La aportación de correos electrónicos en el caso Urdangarín ha puesto de manifiesto el valor probatorio que este tipo de comunicaciones puede llegar a tener frente a un tribunal. Debe señalarse en primer lugar que, en el plano sociológico, la noticia sobre esos e-mails se ha tomado con absoluta normalidad, sin que a nadie haya extrañado ya la incorporación de documentos electrónicos a un procedimiento judicial. Pero es interesante analizar también, en el plano jurídico, qué efectos pueden tener esta prueba, qué la refuerza y qué la desvirtúa.
El correo electrónico se considera, a efectos procesales, como un “documento privado”, de lo que se deriva lo siguiente: si la parte que se pueda ver perjudicada por su contenido no los impugna, los correos electrónicos “harán prueba plena en el proceso”; si hay una impugnación de la su autenticidad, deberá practicarse la prueba que resulte pertinente para determinarla y, en función del resultado, el juez “valorará conforme a las reglas de la sana crítica” el correo en cuestión, salvo que quede acreditado que dicho correo era falso, en cuyo caso carecerá de valor probatorio alguno, como es lógico.
Sobre la base de lo anterior, puede resultar interesante preguntarse antes que nada qué acredita un correo electrónico cuando el mismo se considera auténtico. Recurriendo al lenguaje un tanto rocambolesco que solemos utilizar los juristas, podríamos decir algo así: un correo electrónico prueba que un determinado mensaje se ha enviado desde una determinada cuenta emisora a una determinada cuenta receptora. ¿Nos garantiza esto que una persona ha enviado un correo a otra? No necesariamente: si pensamos en un ordenador situado en una oficina abarrotada de personas, no resulta imposible que un compañero de trabajo envíe un mail desde la cuenta de otro. De ahí que el juez, incluso cuando el correo es auténtico y un perito ha demostrado que, efectivamente, se transmitió de una cuenta a otra, deba aplicar las reglas de la sana crítica en lugar de considerarlo prueba plena, que es lo que ocurriría si ese supuesto emisor o receptor del mensaje lo hubiera reconocido ya de entrada como auténtico. Dicho llanamente, Juan y juan@correo.com son dos realidades distintas y autónomas que tanto pueden haber coincidido en el tiempo y en el espacio de envío de un correo como no.

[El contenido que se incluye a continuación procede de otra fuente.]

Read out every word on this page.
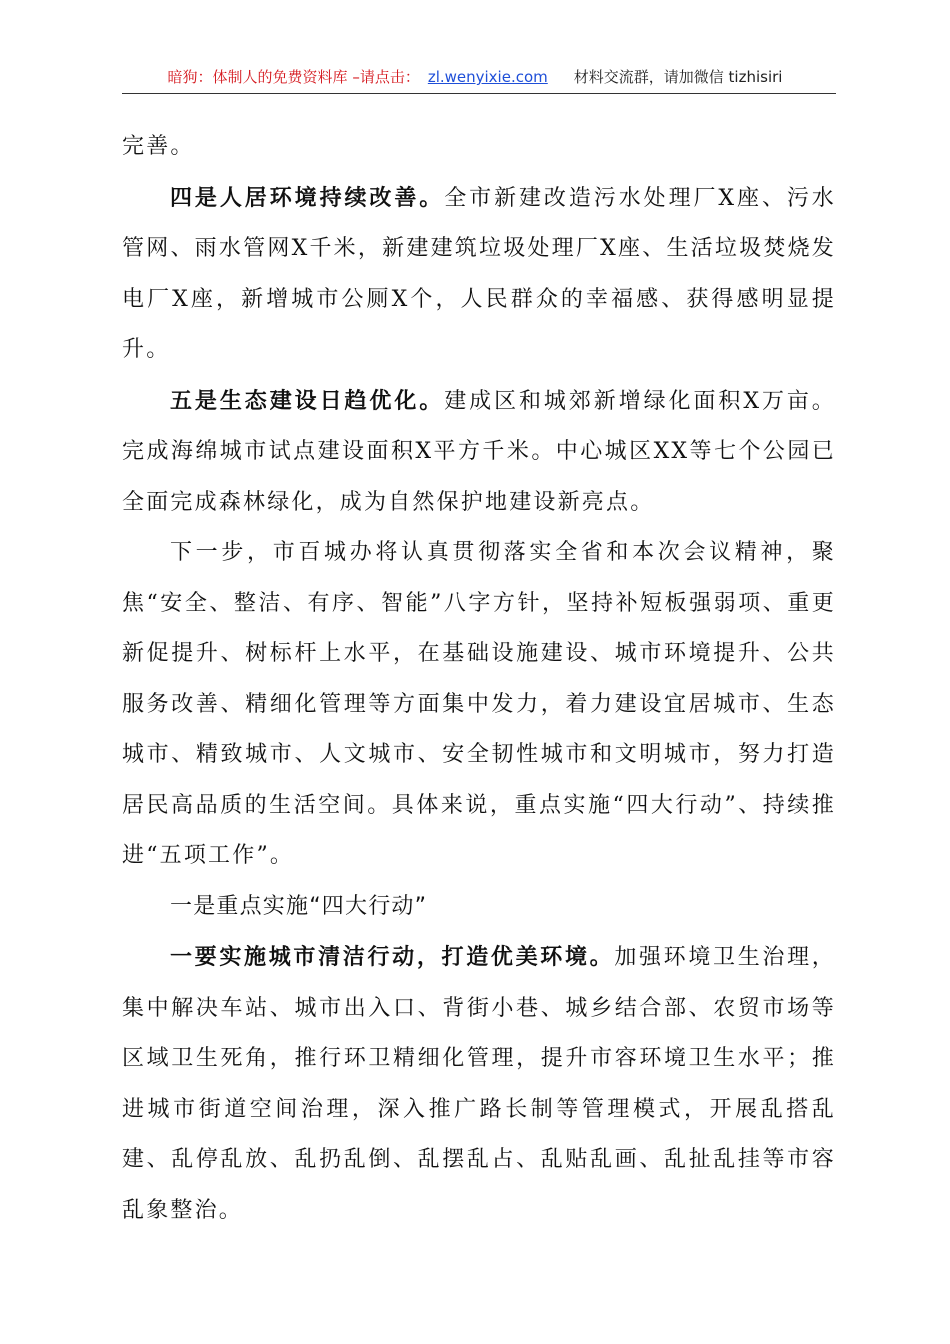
暗狗：体制人的免费资料库 –请点击： zl.wenyixie.com 材料交流群，请加微信 tizhisiri

完善。

四是人居环境持续改善。全市新建改造污水处理厂X座、污水管网、雨水管网X千米，新建建筑垃圾处理厂X座、生活垃圾焚烧发电厂X座，新增城市公厕X个，人民群众的幸福感、获得感明显提升。

五是生态建设日趋优化。建成区和城郊新增绿化面积X万亩。完成海绵城市试点建设面积X平方千米。中心城区XX等七个公园已全面完成森林绿化，成为自然保护地建设新亮点。

下一步，市百城办将认真贯彻落实全省和本次会议精神，聚焦“安全、整洁、有序、智能”八字方针，坚持补短板强弱项、重更新促提升、树标杆上水平，在基础设施建设、城市环境提升、公共服务改善、精细化管理等方面集中发力，着力建设宜居城市、生态城市、精致城市、人文城市、安全韧性城市和文明城市，努力打造居民高品质的生活空间。具体来说，重点实施“四大行动”、持续推进“五项工作”。

一是重点实施“四大行动”

一要实施城市清洁行动，打造优美环境。加强环境卫生治理，集中解决车站、城市出入口、背街小巷、城乡结合部、农贸市场等区域卫生死角，推行环卫精细化管理，提升市容环境卫生水平；推进城市街道空间治理，深入推广路长制等管理模式，开展乱搭乱建、乱停乱放、乱扔乱倒、乱摆乱占、乱贴乱画、乱扯乱挂等市容乱象整治。
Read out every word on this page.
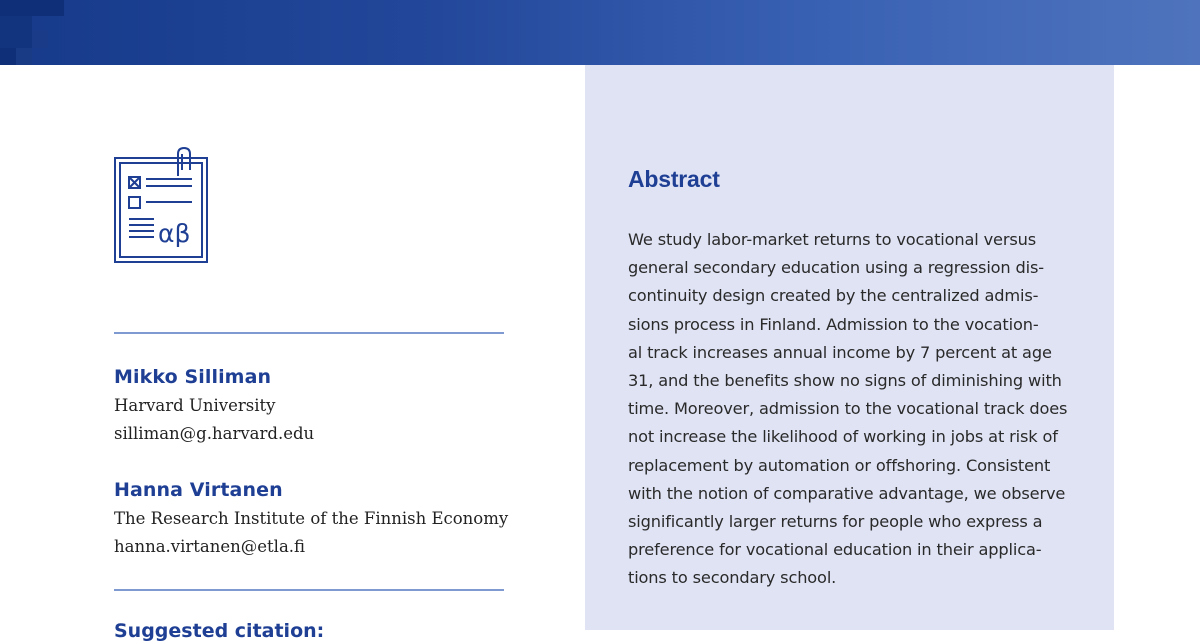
αβ

Mikko Silliman

Harvard University

silliman@g.harvard.edu

Hanna Virtanen

The Research Institute of the Finnish Economy

hanna.virtanen@etla.fi

Suggested citation:

Abstract
We study labor-market returns to vocational versus
general secondary education using a regression dis-
continuity design created by the centralized admis-
sions process in Finland. Admission to the vocation-
al track increases annual income by 7 percent at age
31, and the benefits show no signs of diminishing with
time. Moreover, admission to the vocational track does
not increase the likelihood of working in jobs at risk of
replacement by automation or offshoring. Consistent
with the notion of comparative advantage, we observe
significantly larger returns for people who express a
preference for vocational education in their applica-
tions to secondary school.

El juez deberá tener en cuenta, por tanto, circunstancias adicionales al mero envío del correo para considerar que representa una auténtica prueba de los hechos discutidos. Será necesario estudiar si el ordenador desde el que se ha enviado es de uso privado o pueden acceder terceros, si estaba en casa o en la oficina o en un cibercafé, si tiene claves de acceso o no las tiene, si se ha enviado desde un ordenador o desde un dispositivo móvil… y cualquier otro elemento que pueda tener relevancia a la hora de considerar que una determinada persona ha sido, ciertamente, emisora o receptora de un determinado mensaje.
Adicionalmente a todo ello, es evidente que aquél quien quiera utilizar esos correos electrónicos como prueba de sus pretensiones en un juicio debe tomar, por sí mismo, las medidas más oportunas para dotarlos de la eficacia probatoria pretendida. Si se limita a aportar una impresión en papel del correo, poca eficacia podrá obtener si la otra parte lo impugna diciendo, por ejemplo, que el contenido de esa impresión –fácilmente manipulable- no corresponde con el correo adicional. Por ello, es muy conveniente aportar pruebas sobre la autenticidad del correo. Por así decirlo, es aconsejable probar la prueba.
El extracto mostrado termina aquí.